• Multi-modes: Selections

    In the late nineties, I began pushing my use of diverse materials and media much beyond what had been my usual practice. Seriatim II, made in 1999, can serve as a fit example. It measures 34 1/4 x 94 1/2 inches and is made of paper, ink, perforated aluminum, stainless steel, sanding discs, black gesso on canvas, cardboard, mat board, and copier transparency film -- all mounted on five aluminum panels; also, the work juts out relieflike from the wall. Into what general category should such a work be placed? It is neither a collage nor a sculpture, nor a painting. Though elements from each of these art modes contribute to it as a whole, Seriatim II is something other. The same holds for many other works of mine made since then. Available category names (mixed-media, assemblage, combines) highlight basic operations. But mixing, assembling, combining, do not convey in any general sense how I arrive at such works, nor hint at what I consider a central necessity — the subordination of the parts to the integration of diverse modes and materials within a holistically coherent work of art.

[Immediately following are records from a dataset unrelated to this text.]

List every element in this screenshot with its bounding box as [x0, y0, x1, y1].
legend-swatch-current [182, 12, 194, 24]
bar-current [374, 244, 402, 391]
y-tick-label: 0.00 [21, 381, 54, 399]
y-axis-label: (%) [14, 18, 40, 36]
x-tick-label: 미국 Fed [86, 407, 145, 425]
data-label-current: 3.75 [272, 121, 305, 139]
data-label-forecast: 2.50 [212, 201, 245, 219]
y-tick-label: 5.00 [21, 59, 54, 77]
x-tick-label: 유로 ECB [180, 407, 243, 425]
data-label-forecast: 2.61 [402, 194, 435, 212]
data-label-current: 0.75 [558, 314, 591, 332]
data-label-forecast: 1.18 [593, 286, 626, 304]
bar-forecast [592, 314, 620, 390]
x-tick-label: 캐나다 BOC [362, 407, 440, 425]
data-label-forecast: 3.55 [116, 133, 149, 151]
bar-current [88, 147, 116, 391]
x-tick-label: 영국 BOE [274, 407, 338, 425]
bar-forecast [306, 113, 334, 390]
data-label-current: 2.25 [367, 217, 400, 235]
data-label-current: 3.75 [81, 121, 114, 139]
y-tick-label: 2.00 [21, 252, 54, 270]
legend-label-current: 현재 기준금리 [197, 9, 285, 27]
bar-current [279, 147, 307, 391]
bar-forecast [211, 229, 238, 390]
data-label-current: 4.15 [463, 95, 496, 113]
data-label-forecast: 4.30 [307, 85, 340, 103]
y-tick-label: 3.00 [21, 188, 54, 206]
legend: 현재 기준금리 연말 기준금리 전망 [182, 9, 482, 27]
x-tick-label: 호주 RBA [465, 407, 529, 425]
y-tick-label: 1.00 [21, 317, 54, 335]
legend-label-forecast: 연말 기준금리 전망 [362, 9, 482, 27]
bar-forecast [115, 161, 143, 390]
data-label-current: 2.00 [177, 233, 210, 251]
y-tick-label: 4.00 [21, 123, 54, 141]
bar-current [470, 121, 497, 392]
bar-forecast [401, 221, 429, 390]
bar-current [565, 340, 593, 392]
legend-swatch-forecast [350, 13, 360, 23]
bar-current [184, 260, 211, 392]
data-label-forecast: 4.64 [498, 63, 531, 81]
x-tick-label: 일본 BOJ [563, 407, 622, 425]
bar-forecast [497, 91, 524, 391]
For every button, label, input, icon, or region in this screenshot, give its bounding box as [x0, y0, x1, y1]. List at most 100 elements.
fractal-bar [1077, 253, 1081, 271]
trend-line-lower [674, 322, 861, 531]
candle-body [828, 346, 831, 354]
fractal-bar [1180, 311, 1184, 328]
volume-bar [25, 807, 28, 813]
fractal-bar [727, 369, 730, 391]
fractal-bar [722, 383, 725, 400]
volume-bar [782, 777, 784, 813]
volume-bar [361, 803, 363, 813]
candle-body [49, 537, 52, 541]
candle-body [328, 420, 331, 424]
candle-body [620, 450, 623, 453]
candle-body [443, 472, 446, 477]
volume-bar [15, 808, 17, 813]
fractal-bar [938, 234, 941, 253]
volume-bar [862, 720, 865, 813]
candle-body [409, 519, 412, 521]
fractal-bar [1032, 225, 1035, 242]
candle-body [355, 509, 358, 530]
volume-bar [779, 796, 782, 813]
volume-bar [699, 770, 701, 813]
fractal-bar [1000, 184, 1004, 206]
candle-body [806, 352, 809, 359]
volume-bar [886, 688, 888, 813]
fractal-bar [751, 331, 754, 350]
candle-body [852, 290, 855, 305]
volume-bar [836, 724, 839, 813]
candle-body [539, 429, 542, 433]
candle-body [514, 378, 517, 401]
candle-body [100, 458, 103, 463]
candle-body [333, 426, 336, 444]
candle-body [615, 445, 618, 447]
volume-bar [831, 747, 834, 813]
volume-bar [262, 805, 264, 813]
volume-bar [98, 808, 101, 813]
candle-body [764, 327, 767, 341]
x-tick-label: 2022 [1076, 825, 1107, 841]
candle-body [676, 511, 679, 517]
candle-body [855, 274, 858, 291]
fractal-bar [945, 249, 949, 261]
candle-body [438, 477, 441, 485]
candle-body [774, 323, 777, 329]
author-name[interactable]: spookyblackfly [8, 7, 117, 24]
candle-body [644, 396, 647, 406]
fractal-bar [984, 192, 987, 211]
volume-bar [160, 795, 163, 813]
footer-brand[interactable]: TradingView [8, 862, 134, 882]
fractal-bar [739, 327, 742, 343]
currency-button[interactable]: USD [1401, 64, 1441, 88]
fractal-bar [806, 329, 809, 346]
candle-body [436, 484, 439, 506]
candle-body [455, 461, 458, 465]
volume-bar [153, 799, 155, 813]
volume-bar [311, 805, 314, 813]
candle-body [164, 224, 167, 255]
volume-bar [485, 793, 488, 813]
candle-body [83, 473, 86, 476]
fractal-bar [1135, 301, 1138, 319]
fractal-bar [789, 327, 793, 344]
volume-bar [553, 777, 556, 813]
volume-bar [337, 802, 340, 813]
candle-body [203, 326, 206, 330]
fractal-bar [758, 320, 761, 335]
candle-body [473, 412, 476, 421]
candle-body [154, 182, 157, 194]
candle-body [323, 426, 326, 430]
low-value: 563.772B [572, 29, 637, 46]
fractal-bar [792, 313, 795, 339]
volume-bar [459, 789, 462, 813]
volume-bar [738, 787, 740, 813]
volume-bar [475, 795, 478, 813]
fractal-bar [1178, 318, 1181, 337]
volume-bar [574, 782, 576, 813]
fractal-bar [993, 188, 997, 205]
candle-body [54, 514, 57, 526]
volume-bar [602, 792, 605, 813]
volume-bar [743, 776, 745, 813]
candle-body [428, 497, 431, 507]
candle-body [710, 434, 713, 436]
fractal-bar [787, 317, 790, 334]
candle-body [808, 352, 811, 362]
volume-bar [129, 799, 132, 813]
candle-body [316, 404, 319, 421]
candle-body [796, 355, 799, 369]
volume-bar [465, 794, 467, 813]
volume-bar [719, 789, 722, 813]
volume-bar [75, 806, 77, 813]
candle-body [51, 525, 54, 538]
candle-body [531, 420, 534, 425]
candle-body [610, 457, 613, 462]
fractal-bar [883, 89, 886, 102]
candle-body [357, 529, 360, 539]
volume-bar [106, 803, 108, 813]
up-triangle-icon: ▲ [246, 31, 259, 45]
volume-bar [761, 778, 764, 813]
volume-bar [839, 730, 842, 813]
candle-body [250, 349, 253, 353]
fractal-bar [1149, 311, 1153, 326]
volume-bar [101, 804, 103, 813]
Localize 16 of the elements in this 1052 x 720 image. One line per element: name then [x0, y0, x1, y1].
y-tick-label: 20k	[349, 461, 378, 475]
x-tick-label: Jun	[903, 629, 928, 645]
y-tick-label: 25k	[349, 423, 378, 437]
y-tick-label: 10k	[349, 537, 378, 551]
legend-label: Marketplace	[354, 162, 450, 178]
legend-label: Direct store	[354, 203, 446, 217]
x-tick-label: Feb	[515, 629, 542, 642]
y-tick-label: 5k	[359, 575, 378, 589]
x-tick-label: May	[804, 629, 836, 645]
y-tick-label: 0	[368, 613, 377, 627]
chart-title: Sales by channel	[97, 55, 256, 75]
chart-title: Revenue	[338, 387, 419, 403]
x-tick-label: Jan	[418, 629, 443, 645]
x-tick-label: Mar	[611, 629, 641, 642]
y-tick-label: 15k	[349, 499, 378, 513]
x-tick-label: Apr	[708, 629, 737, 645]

    The exhibition catalogue of the Kremen retrospective at the Nasher Museum of Art at Duke University listed all works together, this without regard to category differentiation except for sculpture and for two special series. The many other catalogues of previous exhibits focused almost exclusively on collage though a few treated sculpture separately.

    My work has thus been publicly associated with collage and I’m generally thought of as being a “collagist.” That persists even though I have pushed the medium beyond conventional boundaries and, to such an extent, that today the term “collage” is no longer appropriate to much of what I make. This development began in the late eighties with the emergence within the body of my work of the various “Canto” series.

    Those typically are composed of a main panel, largely monochromatic, followed a short space below by an irregular line of small collages and other material arranged rhythmically. I generally refer to the latter by the Italian term “predella” which applies to the small-scale, narrative panels or scenes along the frame at the bottom of an altarpiece. Mine are neither narrative nor representational but, rather, complement the main panel although they could well stand alone. After about a decade and a half, my predella forms developed into the “Seriata;” the materials of one of these I’ve described above. In my studio now some dozen works-in-progress are of the kind that synthesize either two or three of the modes (collage, painting, sculpture). They demand their own category name. I call them Multi-modes, notwithstanding that grey areas and ambiguities persist.